As a new study in the journal Nature shows, not only did the processing and consumption of meat become natural for humans, but humans might not, or even become, humans without an early diet that included a lot of animal protein. At least not the modern, verbal, intelligent humans we have now. We have never had to eat meat or dairy (humans only started consuming it 6,000 years ago), our bodies were not designed to eat meat, and our health suffers. 

Some people still mistakenly believe that we need meat to be healthy and that we are somehow designed to eat a lot of it. It has become an article of faith for veganism (with a capital letter) not only that eating meat is bad for humans, but has always been bad for humans, that we were never destined to eat animal products, and that our teeth, facial structure, and digestive system are proof of this. I see claims that humans were made to eat meat – that it’s in our genes, that we have teeth to eat meat, that we need meat to get all the nutrients we need – people eat it from all of us. media in stronger and weaker versions. While we modern humans, with facts and research at our fingertips, may be aware of some of the damage it does to our health, planet, and animals, we eat it because we are the product of cultures and societies that have inherited and normalized to eat meat. 

Although meat consumption is criticized in Western societies for medical, environmental and humanitarian reasons, many people consider meat a desirable part of their diet and enjoy eating it. Other responses to current pressures to reduce meat consumption include various mechanisms, namely denial (denying that animals suffer and are killed for meat); religious reasons; health reasons; other reasons (claiming that humans are at the top of the food chain and we naturally adapt Eating meat, etc. The emergence of Homo erectus, the human ancestor, challenged the notion that “the flesh made us human.” Human traits are primarily associated with a shift in diet toward more meat consumption.

It’s clear that frequent meat consumption distinguishes humans from other primates, but the exact role it played in early human evolution was underlined in a study published Monday in the journal Proceedings of the National Academy of Sciences. challenge.

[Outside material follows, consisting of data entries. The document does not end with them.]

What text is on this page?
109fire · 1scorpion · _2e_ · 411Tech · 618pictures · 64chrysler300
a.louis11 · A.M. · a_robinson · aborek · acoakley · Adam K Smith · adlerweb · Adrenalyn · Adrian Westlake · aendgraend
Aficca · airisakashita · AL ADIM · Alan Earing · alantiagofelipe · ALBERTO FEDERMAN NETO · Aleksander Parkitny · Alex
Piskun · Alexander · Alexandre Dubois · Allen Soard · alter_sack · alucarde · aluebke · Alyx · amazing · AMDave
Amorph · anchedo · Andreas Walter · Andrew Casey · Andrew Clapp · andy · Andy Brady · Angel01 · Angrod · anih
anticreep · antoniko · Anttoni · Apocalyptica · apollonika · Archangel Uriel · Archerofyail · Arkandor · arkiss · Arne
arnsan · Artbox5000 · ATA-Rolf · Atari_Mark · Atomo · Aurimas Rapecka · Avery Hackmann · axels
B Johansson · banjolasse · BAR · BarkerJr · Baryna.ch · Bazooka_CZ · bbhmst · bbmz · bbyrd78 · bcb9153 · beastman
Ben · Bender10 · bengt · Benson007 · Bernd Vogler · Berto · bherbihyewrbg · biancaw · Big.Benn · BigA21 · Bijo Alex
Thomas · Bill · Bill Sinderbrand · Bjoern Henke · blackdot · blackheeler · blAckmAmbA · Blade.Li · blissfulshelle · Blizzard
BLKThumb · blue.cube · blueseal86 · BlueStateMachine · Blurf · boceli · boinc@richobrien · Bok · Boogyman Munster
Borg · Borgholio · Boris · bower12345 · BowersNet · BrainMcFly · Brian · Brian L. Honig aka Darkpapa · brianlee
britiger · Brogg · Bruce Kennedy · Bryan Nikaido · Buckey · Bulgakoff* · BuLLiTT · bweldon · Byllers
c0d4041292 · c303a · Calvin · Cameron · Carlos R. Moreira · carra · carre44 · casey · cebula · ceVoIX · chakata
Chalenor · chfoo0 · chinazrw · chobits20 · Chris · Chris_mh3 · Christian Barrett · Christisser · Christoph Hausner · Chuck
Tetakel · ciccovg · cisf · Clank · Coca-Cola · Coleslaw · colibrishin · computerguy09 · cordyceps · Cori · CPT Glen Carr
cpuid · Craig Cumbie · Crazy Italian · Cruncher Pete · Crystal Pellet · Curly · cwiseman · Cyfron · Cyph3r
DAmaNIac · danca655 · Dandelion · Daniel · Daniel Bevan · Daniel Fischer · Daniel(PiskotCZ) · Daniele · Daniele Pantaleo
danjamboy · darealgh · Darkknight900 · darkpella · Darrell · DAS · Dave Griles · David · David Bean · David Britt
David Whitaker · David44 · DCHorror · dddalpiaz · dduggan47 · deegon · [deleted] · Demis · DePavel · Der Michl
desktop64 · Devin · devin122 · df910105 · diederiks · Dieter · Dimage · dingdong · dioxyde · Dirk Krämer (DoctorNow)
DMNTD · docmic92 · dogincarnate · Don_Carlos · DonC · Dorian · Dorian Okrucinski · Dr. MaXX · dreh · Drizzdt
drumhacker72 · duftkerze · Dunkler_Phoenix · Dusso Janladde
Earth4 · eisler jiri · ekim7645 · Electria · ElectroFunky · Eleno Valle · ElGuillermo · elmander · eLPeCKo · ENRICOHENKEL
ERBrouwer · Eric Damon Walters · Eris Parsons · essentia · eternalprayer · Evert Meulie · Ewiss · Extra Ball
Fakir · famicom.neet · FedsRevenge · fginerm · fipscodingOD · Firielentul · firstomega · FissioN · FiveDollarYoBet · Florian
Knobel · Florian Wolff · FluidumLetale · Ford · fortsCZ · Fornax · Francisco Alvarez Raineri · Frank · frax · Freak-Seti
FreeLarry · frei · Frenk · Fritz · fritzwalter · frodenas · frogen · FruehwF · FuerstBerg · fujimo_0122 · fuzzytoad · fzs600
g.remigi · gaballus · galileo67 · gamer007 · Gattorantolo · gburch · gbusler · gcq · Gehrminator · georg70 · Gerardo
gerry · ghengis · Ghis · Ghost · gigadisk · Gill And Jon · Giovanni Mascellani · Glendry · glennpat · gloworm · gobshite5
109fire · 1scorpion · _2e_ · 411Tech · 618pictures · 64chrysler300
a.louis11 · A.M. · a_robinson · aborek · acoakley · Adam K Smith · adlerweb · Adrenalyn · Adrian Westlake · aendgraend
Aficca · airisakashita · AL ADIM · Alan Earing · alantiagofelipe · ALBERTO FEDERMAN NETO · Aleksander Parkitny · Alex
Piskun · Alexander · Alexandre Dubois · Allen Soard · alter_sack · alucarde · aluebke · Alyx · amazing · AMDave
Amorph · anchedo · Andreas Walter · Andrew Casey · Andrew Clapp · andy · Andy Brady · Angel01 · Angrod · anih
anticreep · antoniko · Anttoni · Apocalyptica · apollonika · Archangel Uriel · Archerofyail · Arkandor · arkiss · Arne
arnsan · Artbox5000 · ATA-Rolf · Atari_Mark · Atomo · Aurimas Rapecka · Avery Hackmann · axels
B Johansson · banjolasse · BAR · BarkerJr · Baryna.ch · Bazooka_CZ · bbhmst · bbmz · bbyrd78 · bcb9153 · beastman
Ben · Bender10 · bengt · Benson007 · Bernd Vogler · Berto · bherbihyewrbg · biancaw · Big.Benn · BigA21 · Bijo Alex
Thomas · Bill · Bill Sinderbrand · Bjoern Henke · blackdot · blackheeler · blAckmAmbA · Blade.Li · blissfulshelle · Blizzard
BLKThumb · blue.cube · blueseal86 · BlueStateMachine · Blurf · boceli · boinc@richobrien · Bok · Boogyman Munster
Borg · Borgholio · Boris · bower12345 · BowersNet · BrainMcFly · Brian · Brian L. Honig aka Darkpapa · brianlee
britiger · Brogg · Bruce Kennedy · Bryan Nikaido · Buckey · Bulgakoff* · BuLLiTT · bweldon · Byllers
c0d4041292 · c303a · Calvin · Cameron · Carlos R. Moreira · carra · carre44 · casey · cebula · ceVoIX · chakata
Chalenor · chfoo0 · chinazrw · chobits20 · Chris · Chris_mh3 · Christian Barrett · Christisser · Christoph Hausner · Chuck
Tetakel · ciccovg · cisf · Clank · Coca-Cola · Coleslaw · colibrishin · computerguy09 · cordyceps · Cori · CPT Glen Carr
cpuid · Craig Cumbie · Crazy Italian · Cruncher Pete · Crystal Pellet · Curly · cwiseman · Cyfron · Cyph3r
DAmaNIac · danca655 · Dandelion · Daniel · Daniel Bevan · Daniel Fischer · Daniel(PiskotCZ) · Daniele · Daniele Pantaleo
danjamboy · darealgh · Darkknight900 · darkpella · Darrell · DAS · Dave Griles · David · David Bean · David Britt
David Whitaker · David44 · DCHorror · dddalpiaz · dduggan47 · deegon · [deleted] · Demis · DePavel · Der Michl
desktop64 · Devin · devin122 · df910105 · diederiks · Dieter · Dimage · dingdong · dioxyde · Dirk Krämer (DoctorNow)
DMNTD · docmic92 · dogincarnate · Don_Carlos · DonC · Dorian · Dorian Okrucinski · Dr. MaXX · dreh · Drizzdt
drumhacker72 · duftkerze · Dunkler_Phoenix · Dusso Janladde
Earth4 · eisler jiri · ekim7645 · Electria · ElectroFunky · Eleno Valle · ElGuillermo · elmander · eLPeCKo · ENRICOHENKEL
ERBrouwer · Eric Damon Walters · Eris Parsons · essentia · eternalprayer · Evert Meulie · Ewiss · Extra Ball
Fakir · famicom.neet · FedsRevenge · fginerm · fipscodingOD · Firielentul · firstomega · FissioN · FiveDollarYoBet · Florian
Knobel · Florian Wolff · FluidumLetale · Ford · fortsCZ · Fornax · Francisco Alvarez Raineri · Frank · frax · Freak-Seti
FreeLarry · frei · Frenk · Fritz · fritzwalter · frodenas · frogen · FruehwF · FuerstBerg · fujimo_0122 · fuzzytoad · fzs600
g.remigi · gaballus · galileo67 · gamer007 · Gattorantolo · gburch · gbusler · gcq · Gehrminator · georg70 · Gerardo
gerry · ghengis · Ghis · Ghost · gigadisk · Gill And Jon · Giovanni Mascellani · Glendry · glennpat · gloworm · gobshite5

It is no coincidence that the first evidence of widespread human flesh consumption in the archaeological record coincides with the first human “handymen” Homo habilis. Meat first became an important part of the pre-human diet some 2.6 million years ago, and if Australopithecus had the chance to slap him on the forehead, he would no doubt do so. Eating animal meat would give us food poisoning without the carnivorous stomach acid to kill the bacteria in the meat.